と独り歯を噛んで我慢しながら、是もやがて宿を出て、夫人の許を訪問しようともしなかった。しかしながら夫人からも何の便りも無かったので、両人の疑いは益々募り、二人は別々に、或いは山に入り、或いは野に出るなどして、只管(ひたす)ら我が心を紛(まぎ)らわそうと勉めるだけだった。

 二人とも顔を合わせて、心の中を明かし合うのが忌々しいのは、即ち嫉妬の本性にして、朝晩顔を合わせる度に、唯だ黙礼をして右左に分かれるだけだった。この儘(まま)に捨てて置いたなら、募り募って取り返しのつかない、難しい間違いを起こさずには収まらないだろう。

 独り寺森医師だけは、心に何の曇りも無いので、双方の異様な様子を見て取り、何とか之を話合わせようと、密(ひそ)かに其の機会を待ちながら、日々市中の変わった物事を見て来ては、平洲に逢えば平洲に向かい、茂林に逢えば茂林に向かい、面白そうに語り聞かし、且つは私と一緒に見物に行こうなどと勧めたが、両人は応じる景色も無い。

 そこで或夜の事、寺森唯一人で市中を徘徊し、ナイル河に近い所まで行くと、四つ辻の角に当たる所に、非常に賑やかな見世物があった。看板には女の踊る様などが画(え)がかれて有るので、是を見て行けば、或いは話しの種にもなるだろうと、木戸銭を払って中に入ると、一種の女芝居であった。

 何の筋書きなのかは分からないが、見物人の鎮(しず)まる様子は、面白いものに違いないと思われるので、一方の席に座を占め、少しの間見物していると、僅(わず)か四、五間《約8,9m》離れた所に、目に留まる五人一組の見物人があった。何やら其の顔に見覚えがある気がせられので、何所で逢ったのだろうと、舞台よりも其の方に目を注ぐと、彼方もやがて寺森の顔に気付いて、五人互いに密々(ひそひそ)と話しを初め、何やら目配せなどする様は、好くない相談をしているようだ。

 どちらにしろ正直な良民では無いと思ったが、忽(たちま)ち心に浮かんだのは、先日馬兵田(バヒョウダ)の沙漠で、喧嘩の後救って遣った彼の奴隷商人である。

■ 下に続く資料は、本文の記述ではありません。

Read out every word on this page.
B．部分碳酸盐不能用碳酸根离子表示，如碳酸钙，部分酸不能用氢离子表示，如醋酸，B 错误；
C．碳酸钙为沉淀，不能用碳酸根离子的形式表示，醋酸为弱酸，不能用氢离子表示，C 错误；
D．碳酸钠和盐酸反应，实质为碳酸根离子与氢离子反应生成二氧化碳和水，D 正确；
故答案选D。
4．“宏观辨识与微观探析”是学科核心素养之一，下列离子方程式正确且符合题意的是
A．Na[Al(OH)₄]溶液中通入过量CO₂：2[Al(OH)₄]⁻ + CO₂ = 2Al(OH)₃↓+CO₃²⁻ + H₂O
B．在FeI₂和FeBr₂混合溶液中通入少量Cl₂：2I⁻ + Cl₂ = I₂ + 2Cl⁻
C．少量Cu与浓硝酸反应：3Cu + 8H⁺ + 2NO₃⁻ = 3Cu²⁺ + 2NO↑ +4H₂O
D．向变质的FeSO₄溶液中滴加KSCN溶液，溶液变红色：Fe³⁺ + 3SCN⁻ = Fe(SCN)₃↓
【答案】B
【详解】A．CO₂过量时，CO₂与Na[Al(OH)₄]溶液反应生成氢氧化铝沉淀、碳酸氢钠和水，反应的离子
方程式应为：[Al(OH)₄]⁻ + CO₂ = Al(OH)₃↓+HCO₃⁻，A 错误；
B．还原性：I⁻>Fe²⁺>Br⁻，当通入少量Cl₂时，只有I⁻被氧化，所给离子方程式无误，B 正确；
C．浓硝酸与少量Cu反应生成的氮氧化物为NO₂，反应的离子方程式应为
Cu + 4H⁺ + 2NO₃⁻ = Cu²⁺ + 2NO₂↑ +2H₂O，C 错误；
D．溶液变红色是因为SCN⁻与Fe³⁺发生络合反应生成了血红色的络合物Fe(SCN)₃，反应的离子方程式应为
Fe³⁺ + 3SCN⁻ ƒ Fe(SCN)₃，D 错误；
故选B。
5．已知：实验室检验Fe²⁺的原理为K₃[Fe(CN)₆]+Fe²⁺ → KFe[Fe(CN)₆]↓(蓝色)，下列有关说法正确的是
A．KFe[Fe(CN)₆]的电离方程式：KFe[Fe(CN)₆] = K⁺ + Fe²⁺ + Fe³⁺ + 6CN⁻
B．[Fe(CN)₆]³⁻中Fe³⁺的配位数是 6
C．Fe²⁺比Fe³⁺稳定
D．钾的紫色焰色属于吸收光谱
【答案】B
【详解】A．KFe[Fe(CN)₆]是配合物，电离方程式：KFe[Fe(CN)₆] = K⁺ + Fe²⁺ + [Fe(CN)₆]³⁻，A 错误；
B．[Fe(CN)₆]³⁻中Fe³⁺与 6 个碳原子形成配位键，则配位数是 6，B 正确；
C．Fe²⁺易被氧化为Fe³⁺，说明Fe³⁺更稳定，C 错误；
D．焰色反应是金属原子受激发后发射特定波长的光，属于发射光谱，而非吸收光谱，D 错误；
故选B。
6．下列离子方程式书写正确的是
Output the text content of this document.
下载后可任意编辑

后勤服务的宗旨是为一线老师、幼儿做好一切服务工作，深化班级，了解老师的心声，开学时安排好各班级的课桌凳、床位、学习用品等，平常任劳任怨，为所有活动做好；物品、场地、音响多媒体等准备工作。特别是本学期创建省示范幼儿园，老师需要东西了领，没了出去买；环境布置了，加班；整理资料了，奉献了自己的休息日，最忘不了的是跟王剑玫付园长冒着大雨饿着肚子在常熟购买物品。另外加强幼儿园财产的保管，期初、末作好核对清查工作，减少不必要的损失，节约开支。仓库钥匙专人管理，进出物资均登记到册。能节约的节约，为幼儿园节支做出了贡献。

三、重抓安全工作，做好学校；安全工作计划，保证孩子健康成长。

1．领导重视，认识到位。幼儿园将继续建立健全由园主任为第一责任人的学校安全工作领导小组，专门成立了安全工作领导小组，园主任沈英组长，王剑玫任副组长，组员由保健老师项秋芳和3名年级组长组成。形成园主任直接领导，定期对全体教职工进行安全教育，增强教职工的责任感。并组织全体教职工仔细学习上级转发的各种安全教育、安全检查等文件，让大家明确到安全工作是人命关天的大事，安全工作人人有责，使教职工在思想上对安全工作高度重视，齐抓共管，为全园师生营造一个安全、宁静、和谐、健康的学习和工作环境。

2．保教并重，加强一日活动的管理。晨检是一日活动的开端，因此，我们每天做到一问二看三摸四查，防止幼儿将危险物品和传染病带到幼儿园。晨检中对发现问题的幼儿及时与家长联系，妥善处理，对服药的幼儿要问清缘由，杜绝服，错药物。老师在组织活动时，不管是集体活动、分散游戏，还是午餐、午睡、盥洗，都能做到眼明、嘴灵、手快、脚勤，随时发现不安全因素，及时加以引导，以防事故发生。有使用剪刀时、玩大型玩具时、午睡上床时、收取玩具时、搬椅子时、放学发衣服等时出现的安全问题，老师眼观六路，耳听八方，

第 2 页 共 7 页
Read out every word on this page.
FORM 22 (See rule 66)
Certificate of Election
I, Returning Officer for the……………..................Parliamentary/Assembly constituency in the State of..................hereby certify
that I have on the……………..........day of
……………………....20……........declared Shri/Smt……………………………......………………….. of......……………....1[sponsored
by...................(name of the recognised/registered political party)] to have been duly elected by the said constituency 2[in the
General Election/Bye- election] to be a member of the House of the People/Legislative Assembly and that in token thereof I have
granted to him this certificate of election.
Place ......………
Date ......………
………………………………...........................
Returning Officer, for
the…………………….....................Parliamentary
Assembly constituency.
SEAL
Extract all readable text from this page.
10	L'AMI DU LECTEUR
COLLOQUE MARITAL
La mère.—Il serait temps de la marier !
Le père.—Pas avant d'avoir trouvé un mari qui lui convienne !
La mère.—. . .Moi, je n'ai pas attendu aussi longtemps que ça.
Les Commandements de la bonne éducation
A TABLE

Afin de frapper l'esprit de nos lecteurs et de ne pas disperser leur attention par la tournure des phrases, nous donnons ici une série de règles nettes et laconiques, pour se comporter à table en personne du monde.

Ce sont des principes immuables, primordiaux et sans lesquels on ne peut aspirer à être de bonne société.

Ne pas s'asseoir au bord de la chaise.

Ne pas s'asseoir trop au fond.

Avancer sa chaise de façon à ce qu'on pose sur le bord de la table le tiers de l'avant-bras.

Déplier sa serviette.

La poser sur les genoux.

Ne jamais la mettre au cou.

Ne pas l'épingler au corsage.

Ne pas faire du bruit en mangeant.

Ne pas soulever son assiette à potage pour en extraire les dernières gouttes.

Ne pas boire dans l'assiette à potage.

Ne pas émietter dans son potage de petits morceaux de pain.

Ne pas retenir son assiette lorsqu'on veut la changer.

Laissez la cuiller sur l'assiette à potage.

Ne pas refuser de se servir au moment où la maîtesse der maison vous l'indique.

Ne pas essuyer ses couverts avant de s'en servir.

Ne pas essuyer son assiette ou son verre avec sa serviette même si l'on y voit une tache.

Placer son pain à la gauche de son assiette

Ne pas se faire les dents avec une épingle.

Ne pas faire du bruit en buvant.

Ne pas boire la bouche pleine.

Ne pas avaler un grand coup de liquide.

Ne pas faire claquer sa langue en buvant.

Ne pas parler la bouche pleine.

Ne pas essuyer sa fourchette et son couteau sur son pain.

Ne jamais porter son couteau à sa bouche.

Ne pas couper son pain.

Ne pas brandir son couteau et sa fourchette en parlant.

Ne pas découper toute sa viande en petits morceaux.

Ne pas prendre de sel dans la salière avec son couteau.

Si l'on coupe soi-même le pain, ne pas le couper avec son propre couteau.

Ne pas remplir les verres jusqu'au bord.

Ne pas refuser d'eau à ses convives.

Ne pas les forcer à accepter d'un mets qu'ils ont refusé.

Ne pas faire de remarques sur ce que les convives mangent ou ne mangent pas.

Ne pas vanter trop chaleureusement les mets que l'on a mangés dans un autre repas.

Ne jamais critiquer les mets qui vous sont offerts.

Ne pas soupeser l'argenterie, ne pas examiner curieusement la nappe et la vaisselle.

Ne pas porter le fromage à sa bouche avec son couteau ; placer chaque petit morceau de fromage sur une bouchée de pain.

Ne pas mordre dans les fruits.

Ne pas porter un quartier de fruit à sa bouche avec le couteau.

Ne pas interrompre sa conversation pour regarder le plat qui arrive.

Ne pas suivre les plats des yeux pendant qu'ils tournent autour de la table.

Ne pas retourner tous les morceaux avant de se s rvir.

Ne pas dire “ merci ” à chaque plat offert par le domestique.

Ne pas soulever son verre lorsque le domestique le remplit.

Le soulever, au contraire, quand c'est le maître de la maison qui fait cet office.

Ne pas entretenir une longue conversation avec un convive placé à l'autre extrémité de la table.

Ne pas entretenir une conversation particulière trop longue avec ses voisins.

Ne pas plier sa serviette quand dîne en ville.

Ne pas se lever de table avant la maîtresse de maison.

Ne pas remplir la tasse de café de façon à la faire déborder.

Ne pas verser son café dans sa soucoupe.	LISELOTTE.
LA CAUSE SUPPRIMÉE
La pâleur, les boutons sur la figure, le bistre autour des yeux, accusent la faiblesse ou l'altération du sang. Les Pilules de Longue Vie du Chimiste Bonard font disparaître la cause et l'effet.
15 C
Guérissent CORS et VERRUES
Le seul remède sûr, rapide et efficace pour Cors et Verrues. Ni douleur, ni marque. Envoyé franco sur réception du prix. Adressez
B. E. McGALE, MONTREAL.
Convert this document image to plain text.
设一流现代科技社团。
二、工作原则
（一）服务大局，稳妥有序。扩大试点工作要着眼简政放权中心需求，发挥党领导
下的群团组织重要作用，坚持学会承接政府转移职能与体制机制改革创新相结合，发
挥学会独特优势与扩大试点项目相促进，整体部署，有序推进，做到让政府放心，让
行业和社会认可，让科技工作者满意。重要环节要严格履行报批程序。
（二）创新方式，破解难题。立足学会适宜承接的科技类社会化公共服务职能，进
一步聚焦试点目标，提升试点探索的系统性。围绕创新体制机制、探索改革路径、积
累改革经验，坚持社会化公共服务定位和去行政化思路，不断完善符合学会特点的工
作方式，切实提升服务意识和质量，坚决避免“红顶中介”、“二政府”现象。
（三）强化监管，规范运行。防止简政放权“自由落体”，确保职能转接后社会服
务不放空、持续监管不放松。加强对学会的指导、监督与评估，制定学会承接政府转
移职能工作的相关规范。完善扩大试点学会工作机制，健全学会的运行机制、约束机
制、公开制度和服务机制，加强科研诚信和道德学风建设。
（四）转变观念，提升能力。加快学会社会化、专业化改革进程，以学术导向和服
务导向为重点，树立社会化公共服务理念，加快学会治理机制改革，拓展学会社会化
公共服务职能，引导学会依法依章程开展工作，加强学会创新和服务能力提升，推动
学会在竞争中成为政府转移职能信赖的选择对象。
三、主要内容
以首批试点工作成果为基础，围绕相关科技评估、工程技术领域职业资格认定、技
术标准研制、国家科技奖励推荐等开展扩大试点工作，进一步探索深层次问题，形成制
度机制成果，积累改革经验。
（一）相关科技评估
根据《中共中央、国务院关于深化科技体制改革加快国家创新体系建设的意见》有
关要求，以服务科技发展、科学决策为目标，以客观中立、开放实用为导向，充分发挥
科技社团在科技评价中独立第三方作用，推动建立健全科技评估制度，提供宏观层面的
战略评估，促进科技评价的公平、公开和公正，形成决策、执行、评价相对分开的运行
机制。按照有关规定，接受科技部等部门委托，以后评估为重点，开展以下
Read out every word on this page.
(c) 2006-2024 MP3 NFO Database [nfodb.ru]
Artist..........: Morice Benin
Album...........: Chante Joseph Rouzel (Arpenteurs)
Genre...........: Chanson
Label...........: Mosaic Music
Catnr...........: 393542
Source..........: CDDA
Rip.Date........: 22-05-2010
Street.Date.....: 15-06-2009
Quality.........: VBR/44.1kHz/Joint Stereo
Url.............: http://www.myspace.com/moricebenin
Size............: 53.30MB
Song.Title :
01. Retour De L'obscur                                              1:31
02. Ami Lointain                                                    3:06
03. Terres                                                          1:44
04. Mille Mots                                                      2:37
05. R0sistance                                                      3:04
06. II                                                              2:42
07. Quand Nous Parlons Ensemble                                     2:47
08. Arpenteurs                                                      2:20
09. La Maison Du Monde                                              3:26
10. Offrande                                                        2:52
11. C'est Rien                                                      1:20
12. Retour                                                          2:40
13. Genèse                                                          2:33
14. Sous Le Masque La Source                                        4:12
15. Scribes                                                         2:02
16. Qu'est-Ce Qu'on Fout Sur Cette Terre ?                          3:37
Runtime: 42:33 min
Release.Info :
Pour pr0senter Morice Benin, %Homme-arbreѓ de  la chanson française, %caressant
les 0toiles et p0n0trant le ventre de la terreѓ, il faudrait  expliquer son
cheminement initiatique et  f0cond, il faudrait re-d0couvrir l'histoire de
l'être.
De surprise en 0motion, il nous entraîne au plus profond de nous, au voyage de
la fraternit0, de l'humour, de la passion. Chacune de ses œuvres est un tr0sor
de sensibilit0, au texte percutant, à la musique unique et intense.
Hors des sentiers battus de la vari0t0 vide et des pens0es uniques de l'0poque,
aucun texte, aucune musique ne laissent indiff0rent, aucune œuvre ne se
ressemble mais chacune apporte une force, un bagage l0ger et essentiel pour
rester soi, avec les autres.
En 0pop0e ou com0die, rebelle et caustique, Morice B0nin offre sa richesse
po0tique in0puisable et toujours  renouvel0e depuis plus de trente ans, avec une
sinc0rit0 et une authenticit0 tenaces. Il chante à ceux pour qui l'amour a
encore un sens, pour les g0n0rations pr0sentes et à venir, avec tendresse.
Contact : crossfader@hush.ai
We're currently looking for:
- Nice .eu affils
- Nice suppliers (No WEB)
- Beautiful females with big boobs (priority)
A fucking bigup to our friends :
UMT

彼等は我が一行に邪魔されて、自分たちの財産とする二百の奴隷を失った事なので、自分たちが悪いことをしていたとは思わず、必ず我が一行を恨んで居るに違いない。

 今目に留まったのは商人の全員では無く、其の中の五人であるが、密々(ひそひそ)相談する様は、何やら復讐の打ち合わせをしている様に見えるので、長居して辛い目に逢ってはならないと、寺森は半幕も見ずに、静かに立って出て去ると、暫くして彼等の五人も、又同じ様に坐を立って木戸を出た。

 寺森はそうとも知らず、我が宿の方を指して、二、三町《二、三百m》引き揚げると、忽(たちま)ち背後(うしろ)から寺森の身に飛び掛かる人があった。払い退けようとする間も無く、早や寺森を投げ倒して、五人犇々(ひしひし)と畳み掛かり、忽(たちま)ち口に猿轡(さるぐつわ)を食(は)ませ、手足を縛り締める様は、流石奴隷を捕らえるのに慣れている事と見え、真に咄嗟(とっさ)の間にして、藻掻く暇さえも無かった。

 寺森は如何にも仕様が無く、運の尽きと諦めて其の為すが儘(まま)に任せるうち、彼等は寺森を舁(か)き上げて、非常に暗い方に走りながら、
 「何んな方法で殺そう。」
と云う声は其の中の一人から聞こたが、
 「石を附けて淵へ沈めるのが第一等だ。」
との声は又一人より発し、
 「それが好い。それが好い。」
とは他の者の賛成する声である。